Vidéo / Le 4 avril 2016

Transcription

Major Hamalainen
(Transcription finale – le 22 mars 2016)

Je suis le major Jon Hamalainen. En 1990, à l’époque de la première guerre du Golfe, j’étais un jeune adjudant de 28 ans. Je faisais partie du 423e Escadron de Shearwater à bord du NCSM Athabascan. Le 24 août 1990, nous avons levé l’ancre pour aller participer à une guerre dont nous ne savions rien.

Pendant combien de temps nous partions? Personne ne le savait. Nous avons laissé nos familles derrière nous. À bord du Athabascan, j’étais aux commandes de détecteurs électroniques aéroportés. J’étais le plus haut gradé de trois militaires du rang volant à l’arrière d’un Sea King. Nos tâches étaient bien différentes de celles dont nous avions l’habitude en vol. Les mitrailleurs de bord avaient repris du service; il n’y en avait jamais eu dans les Sea King auparavant, mais ils étaient de retour, car nous devions assurer la protection du navire et de son équipage, et veiller à ce que les navires qui s'approchaient de la force opérationnelle maritime ne nous attaquent pas.

La Force aérienne a réappris à mener des combats, parce qu’elle n’en avait pas fait depuis très longtemps. Elle a dû s’adapter, évoluer et se moderniser; elle a dû apprendre à réagir autrement. Vingt-cinq ans plus tard, on constate que la Force aérienne se trouve toujours en zones de guerre et de conflit. La situation n’a pas changé, mais elle a permis à la Force aérienne de s’améliorer et d’entrer dans l’ère moderne.

La guerre du Golfe étant presque terminée, les équipages des trois hélicoptères Sea King à bord ont tiré une mission à la courte paille, et c’est mon équipage qui l’a remportée.

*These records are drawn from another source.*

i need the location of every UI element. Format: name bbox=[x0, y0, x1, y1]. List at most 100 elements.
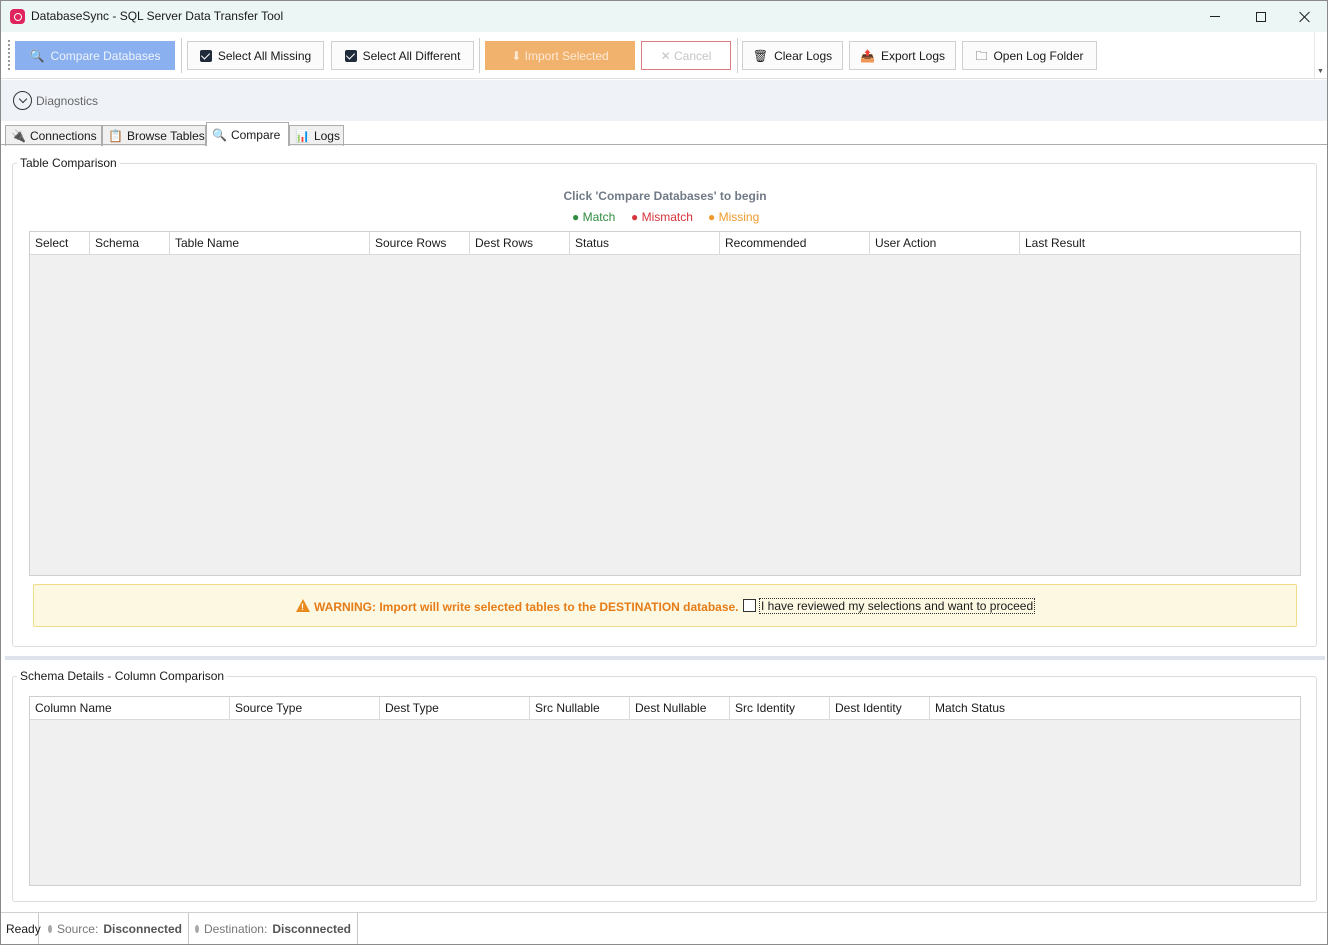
panel-splitter[interactable] bbox=[5, 656, 1325, 660]
export-icon: 📤 bbox=[860, 48, 875, 63]
column-header-dest-rows[interactable]: Dest Rows bbox=[470, 232, 570, 255]
warning-text: WARNING: Import will write selected tabl… bbox=[314, 600, 739, 614]
tab-connections[interactable]: 🔌 Connections bbox=[5, 125, 102, 146]
expand-chevron-icon[interactable] bbox=[13, 91, 32, 110]
tab-label: Logs bbox=[313, 129, 340, 143]
column-header-column-name[interactable]: Column Name bbox=[30, 697, 230, 720]
table-comparison-title: Table Comparison bbox=[17, 156, 120, 170]
column-header-recommended[interactable]: Recommended bbox=[720, 232, 870, 255]
column-header-select[interactable]: Select bbox=[30, 232, 90, 255]
toolbar-separator bbox=[181, 38, 182, 73]
column-header-last-result[interactable]: Last Result bbox=[1020, 232, 1300, 255]
tab-label: Browse Tables bbox=[126, 129, 205, 143]
legend-match: ● Match bbox=[572, 210, 616, 224]
app-logo-icon bbox=[10, 9, 25, 24]
import-warning-panel: ! WARNING: Import will write selected ta… bbox=[33, 584, 1297, 627]
tab-label: Connections bbox=[29, 129, 97, 143]
magnifier-icon: 🔍 bbox=[212, 127, 227, 142]
window-title: DatabaseSync - SQL Server Data Transfer … bbox=[31, 9, 284, 23]
column-header-source-rows[interactable]: Source Rows bbox=[370, 232, 470, 255]
legend-missing: ● Missing bbox=[708, 210, 760, 224]
table-icon: 📋 bbox=[108, 129, 123, 143]
tab-browse-tables[interactable]: 📋 Browse Tables bbox=[102, 125, 206, 146]
column-header-dest-type[interactable]: Dest Type bbox=[380, 697, 530, 720]
status-source: Source: Disconnected bbox=[48, 913, 189, 944]
clear-logs-button[interactable]: 🗑 Clear Logs bbox=[742, 41, 843, 70]
confirm-checkbox[interactable] bbox=[743, 599, 756, 612]
schema-details-grid[interactable]: Column Name Source Type Dest Type Src Nu… bbox=[29, 696, 1301, 886]
tab-label: Compare bbox=[230, 127, 281, 142]
source-label: Source: bbox=[56, 921, 99, 936]
minimize-button[interactable] bbox=[1192, 1, 1238, 32]
destination-status-dot-icon bbox=[195, 924, 199, 933]
diagnostics-label: Diagnostics bbox=[36, 94, 99, 108]
clear-logs-label: Clear Logs bbox=[774, 48, 833, 63]
column-header-src-nullable[interactable]: Src Nullable bbox=[530, 697, 630, 720]
maximize-icon bbox=[1256, 11, 1266, 22]
column-header-table-name[interactable]: Table Name bbox=[170, 232, 370, 255]
select-all-missing-label: Select All Missing bbox=[217, 48, 312, 63]
column-header-match-status[interactable]: Match Status bbox=[930, 697, 1300, 720]
trash-icon: 🗑 bbox=[752, 48, 769, 63]
import-selected-button[interactable]: ⬇ Import Selected bbox=[485, 41, 635, 70]
select-all-different-label: Select All Different bbox=[362, 48, 461, 63]
status-ready-text: Ready bbox=[6, 921, 41, 936]
source-status-dot-icon bbox=[48, 924, 52, 933]
column-header-src-identity[interactable]: Src Identity bbox=[730, 697, 830, 720]
cancel-label: ✕ Cancel bbox=[660, 48, 712, 63]
status-bar: Ready Source: Disconnected Destination: … bbox=[1, 912, 1327, 944]
tab-strip: 🔌 Connections 📋 Browse Tables 🔍 Compare … bbox=[1, 122, 1327, 146]
column-header-dest-nullable[interactable]: Dest Nullable bbox=[630, 697, 730, 720]
export-logs-button[interactable]: 📤 Export Logs bbox=[849, 41, 956, 70]
column-header-dest-identity[interactable]: Dest Identity bbox=[830, 697, 930, 720]
toolbar-separator bbox=[737, 38, 738, 73]
column-header-status[interactable]: Status bbox=[570, 232, 720, 255]
maximize-button[interactable] bbox=[1238, 1, 1284, 32]
app-window: DatabaseSync - SQL Server Data Transfer … bbox=[0, 0, 1328, 945]
column-header-source-type[interactable]: Source Type bbox=[230, 697, 380, 720]
destination-label: Destination: bbox=[203, 921, 268, 936]
column-header-user-action[interactable]: User Action bbox=[870, 232, 1020, 255]
compare-databases-button[interactable]: 🔍 Compare Databases bbox=[15, 41, 175, 70]
tab-logs[interactable]: 📊 Logs bbox=[289, 125, 344, 146]
toolbar: 🔍 Compare Databases Select All Missing S… bbox=[1, 32, 1327, 79]
table-comparison-grid[interactable]: Select Schema Table Name Source Rows Des… bbox=[29, 231, 1301, 576]
chart-icon: 📊 bbox=[295, 129, 310, 143]
select-all-different-button[interactable]: Select All Different bbox=[331, 41, 474, 70]
confirm-checkbox-label[interactable]: I have reviewed my selections and want t… bbox=[759, 598, 1036, 614]
destination-value: Disconnected bbox=[272, 921, 351, 936]
compare-databases-label: Compare Databases bbox=[50, 48, 161, 63]
open-log-folder-button[interactable]: 🗀 Open Log Folder bbox=[962, 41, 1097, 70]
status-ready: Ready bbox=[6, 913, 41, 944]
title-bar: DatabaseSync - SQL Server Data Transfer … bbox=[1, 1, 1327, 32]
import-selected-label: ⬇ Import Selected bbox=[511, 48, 609, 63]
export-logs-label: Export Logs bbox=[880, 48, 945, 63]
diagnostics-expander[interactable]: Diagnostics bbox=[1, 80, 1327, 121]
source-value: Disconnected bbox=[103, 921, 182, 936]
toolbar-grip[interactable] bbox=[8, 40, 10, 70]
warning-icon: ! bbox=[296, 599, 310, 612]
folder-icon: 🗀 bbox=[975, 48, 988, 63]
tab-compare[interactable]: 🔍 Compare bbox=[206, 122, 289, 146]
checkbox-checked-icon bbox=[199, 49, 212, 62]
tab-divider bbox=[1, 144, 1327, 145]
open-log-folder-label: Open Log Folder bbox=[993, 48, 1084, 63]
legend-mismatch: ● Mismatch bbox=[631, 210, 693, 224]
minimize-icon bbox=[1210, 16, 1220, 17]
toolbar-separator bbox=[479, 38, 480, 73]
toolbar-overflow-icon[interactable]: ▼ bbox=[1317, 68, 1324, 75]
cancel-button[interactable]: ✕ Cancel bbox=[641, 41, 731, 70]
plug-icon: 🔌 bbox=[11, 129, 26, 143]
compare-hint: Click 'Compare Databases' to begin bbox=[563, 189, 767, 203]
close-icon bbox=[1299, 11, 1311, 23]
status-destination: Destination: Disconnected bbox=[195, 913, 358, 944]
close-window-button[interactable] bbox=[1282, 1, 1327, 32]
checkbox-checked-icon bbox=[344, 49, 357, 62]
grid-header: Column Name Source Type Dest Type Src Nu… bbox=[30, 697, 1300, 720]
magnifier-icon: 🔍 bbox=[29, 48, 45, 63]
toolbar-edge bbox=[1314, 32, 1315, 78]
select-all-missing-button[interactable]: Select All Missing bbox=[187, 41, 324, 70]
column-header-schema[interactable]: Schema bbox=[90, 232, 170, 255]
schema-details-title: Schema Details - Column Comparison bbox=[17, 669, 228, 683]
grid-header: Select Schema Table Name Source Rows Des… bbox=[30, 232, 1300, 255]
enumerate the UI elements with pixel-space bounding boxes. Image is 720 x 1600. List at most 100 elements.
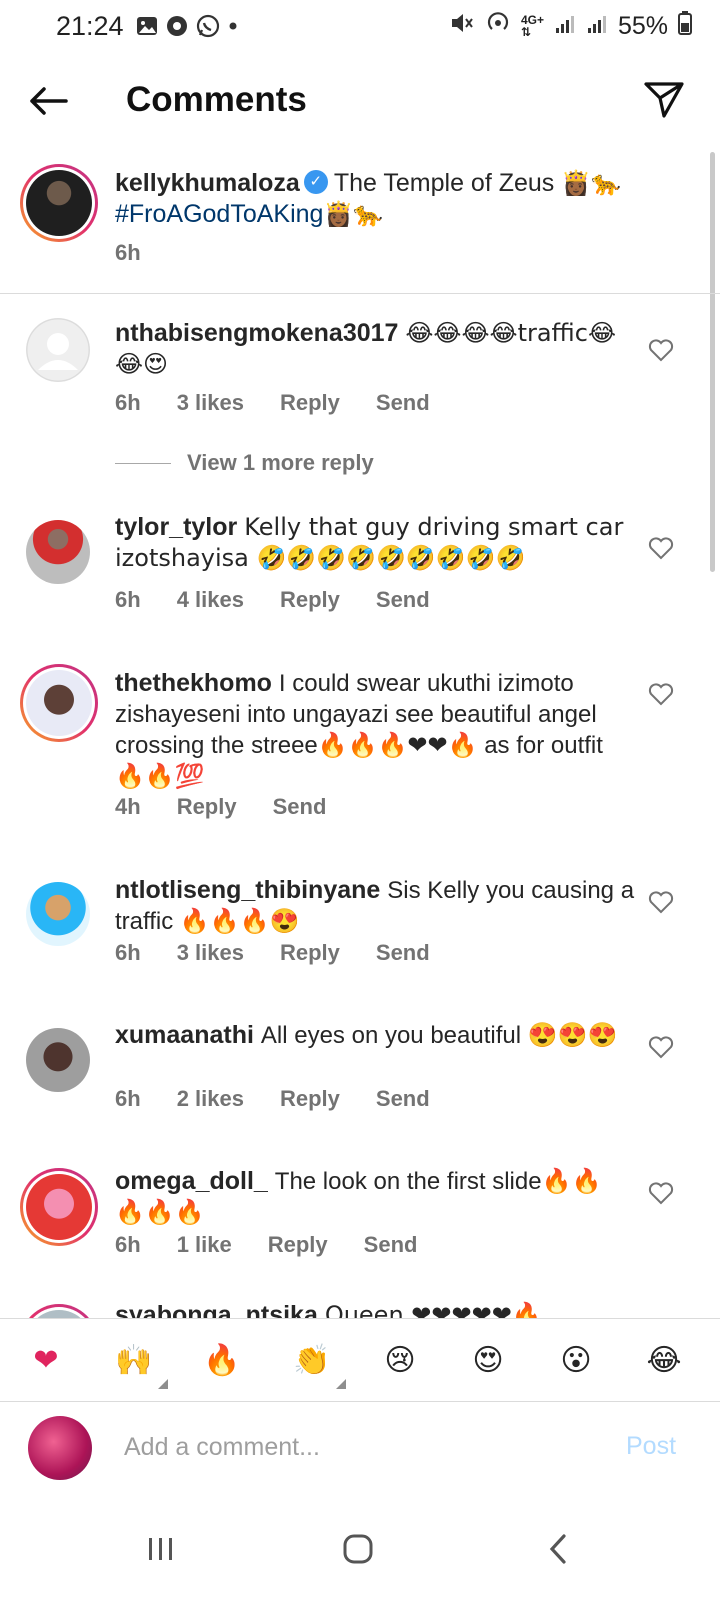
- comment-meta: 6h 2 likes Reply Send: [115, 1086, 466, 1112]
- reply-button[interactable]: Reply: [280, 940, 340, 966]
- comment-username[interactable]: xumaanathi: [115, 1021, 254, 1049]
- divider-line: [115, 462, 171, 464]
- caption-emojis: 👸🏾🐆: [561, 169, 622, 197]
- comment-text: thethekhomo I could swear ukuthi izimoto…: [115, 668, 625, 792]
- share-button[interactable]: [642, 78, 686, 122]
- comment-meta: 6h 4 likes Reply Send: [115, 587, 466, 613]
- send-button[interactable]: Send: [376, 1086, 430, 1112]
- avatar[interactable]: [20, 1304, 98, 1318]
- comment-input[interactable]: [124, 1422, 594, 1472]
- reply-button[interactable]: Reply: [280, 587, 340, 613]
- recent-apps-button[interactable]: [130, 1524, 190, 1574]
- comment-text: omega_doll_ The look on the first slide🔥…: [115, 1166, 625, 1228]
- caption-body: The Temple of Zeus: [333, 169, 555, 197]
- like-heart-icon[interactable]: [648, 1035, 674, 1059]
- dot-icon: [228, 21, 238, 31]
- page-title: Comments: [126, 80, 307, 119]
- comment-meta: 4h Reply Send: [115, 794, 362, 820]
- comment-text: nthabisengmokena3017 😂😂😂😂traffic😂😂😍: [115, 318, 635, 380]
- like-heart-icon[interactable]: [648, 338, 674, 362]
- status-bar: 21:24 4G+ ⇅ 55%: [0, 0, 720, 52]
- reply-button[interactable]: Reply: [280, 390, 340, 416]
- recent-apps-icon: [149, 1538, 172, 1560]
- comment-likes[interactable]: 3 likes: [177, 940, 244, 966]
- back-button[interactable]: [26, 78, 72, 124]
- caption-username[interactable]: kellykhumaloza: [115, 169, 300, 197]
- comment-username[interactable]: syabonga_ntsika: [115, 1301, 318, 1318]
- whatsapp-icon: [196, 14, 220, 38]
- skin-tone-corner-icon: [336, 1379, 346, 1389]
- chevron-left-icon: [549, 1534, 566, 1564]
- avatar[interactable]: [20, 164, 98, 242]
- 4g-icon: 4G+ ⇅: [520, 13, 544, 39]
- avatar[interactable]: [26, 318, 90, 382]
- emoji-fire-button[interactable]: 🔥: [194, 1333, 250, 1389]
- comment-meta: 6h 3 likes Reply Send: [115, 940, 466, 966]
- signal-icon-1: [554, 11, 576, 42]
- comment-username[interactable]: ntlotliseng_thibinyane: [115, 876, 380, 904]
- comment-likes[interactable]: 2 likes: [177, 1086, 244, 1112]
- avatar[interactable]: [26, 520, 90, 584]
- partial-comment: syabonga_ntsika Queen ❤❤❤❤❤🔥: [0, 1300, 720, 1318]
- crying-emoji-icon: 😢: [384, 1344, 416, 1377]
- comment-likes[interactable]: 3 likes: [177, 390, 244, 416]
- avatar[interactable]: [26, 1028, 90, 1092]
- like-heart-icon[interactable]: [648, 536, 674, 560]
- laughing-emoji-icon: 😂: [646, 1344, 682, 1377]
- emoji-heart-button[interactable]: ❤: [18, 1333, 74, 1389]
- home-icon: [343, 1534, 373, 1564]
- comment-username[interactable]: thethekhomo: [115, 669, 272, 697]
- comment-body: Queen ❤❤❤❤❤🔥: [324, 1301, 542, 1318]
- comment-text: tylor_tylor Kelly that guy driving smart…: [115, 512, 635, 574]
- emoji-raised-hands-button[interactable]: 🙌: [106, 1333, 168, 1389]
- send-button[interactable]: Send: [376, 587, 430, 613]
- reply-button[interactable]: Reply: [177, 794, 237, 820]
- home-button[interactable]: [328, 1524, 388, 1574]
- avatar[interactable]: [20, 1168, 98, 1246]
- status-time: 21:24: [56, 10, 124, 41]
- comment-username[interactable]: tylor_tylor: [115, 513, 237, 541]
- like-heart-icon[interactable]: [648, 890, 674, 914]
- comment-text: xumaanathi All eyes on you beautiful 😍😍😍: [115, 1020, 635, 1051]
- avatar[interactable]: [20, 664, 98, 742]
- send-button[interactable]: Send: [273, 794, 327, 820]
- post-button[interactable]: Post: [626, 1432, 676, 1461]
- comment-text: syabonga_ntsika Queen ❤❤❤❤❤🔥: [115, 1300, 635, 1318]
- emoji-heart-eyes-button[interactable]: 😍: [460, 1333, 516, 1389]
- hotspot-icon: [485, 10, 511, 43]
- caption-meta: 6h: [115, 240, 177, 266]
- like-heart-icon[interactable]: [648, 682, 674, 706]
- send-button[interactable]: Send: [376, 390, 430, 416]
- comment-composer: Post: [0, 1402, 720, 1498]
- verified-badge-icon: ✓: [303, 170, 328, 195]
- gallery-icon: [136, 15, 158, 37]
- quick-emoji-bar: ❤ 🙌 🔥 👏 😢 😍 😮 😂: [0, 1318, 720, 1402]
- post-caption: kellykhumaloza ✓ The Temple of Zeus 👸🏾🐆 #F…: [0, 158, 720, 294]
- comment-time: 6h: [115, 1086, 141, 1111]
- heart-eyes-emoji-icon: 😍: [472, 1344, 504, 1377]
- emoji-crying-button[interactable]: 😢: [372, 1333, 428, 1389]
- battery-percent: 55%: [617, 11, 668, 40]
- battery-icon: [678, 10, 692, 42]
- signal-icon-2: [586, 11, 608, 42]
- comment-time: 6h: [115, 940, 141, 965]
- reply-button[interactable]: Reply: [280, 1086, 340, 1112]
- emoji-surprised-button[interactable]: 😮: [548, 1333, 604, 1389]
- comment-meta: 6h 1 like Reply Send: [115, 1232, 453, 1258]
- comment-body: All eyes on you beautiful 😍😍😍: [260, 1022, 618, 1049]
- system-back-button[interactable]: [528, 1524, 588, 1574]
- send-button[interactable]: Send: [364, 1232, 418, 1258]
- view-more-label: View 1 more reply: [187, 450, 374, 475]
- avatar[interactable]: [26, 882, 90, 946]
- comment-username[interactable]: nthabisengmokena3017: [115, 319, 398, 347]
- send-button[interactable]: Send: [376, 940, 430, 966]
- like-heart-icon[interactable]: [648, 1181, 674, 1205]
- emoji-clap-button[interactable]: 👏: [284, 1333, 346, 1389]
- comment-likes[interactable]: 1 like: [177, 1232, 232, 1258]
- comment-username[interactable]: omega_doll_: [115, 1167, 268, 1195]
- emoji-laughing-button[interactable]: 😂: [636, 1333, 692, 1389]
- reply-button[interactable]: Reply: [268, 1232, 328, 1258]
- caption-hashtag[interactable]: #FroAGodToAKing: [115, 200, 323, 228]
- comment-likes[interactable]: 4 likes: [177, 587, 244, 613]
- view-more-replies[interactable]: View 1 more reply: [115, 450, 374, 476]
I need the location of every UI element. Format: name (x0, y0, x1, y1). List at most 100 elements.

Nous devions traverser Riyad pour atteindre la Ville de Koweït, y atterrir et escorter l’ambassadeur Anderson à l’ambassade canadienne, pour qu’il hisse de nouveau le drapeau au Koweït. C’était très effrayant de voler au milieu des flammes et de la fumée avant d’atterrir dans un aéroport complètement détruit par des bombes à dispersion, mais c’était sans doute très excitant aussi. Je m’en souviens encore aujourd’hui, et je ne l’oublierai jamais!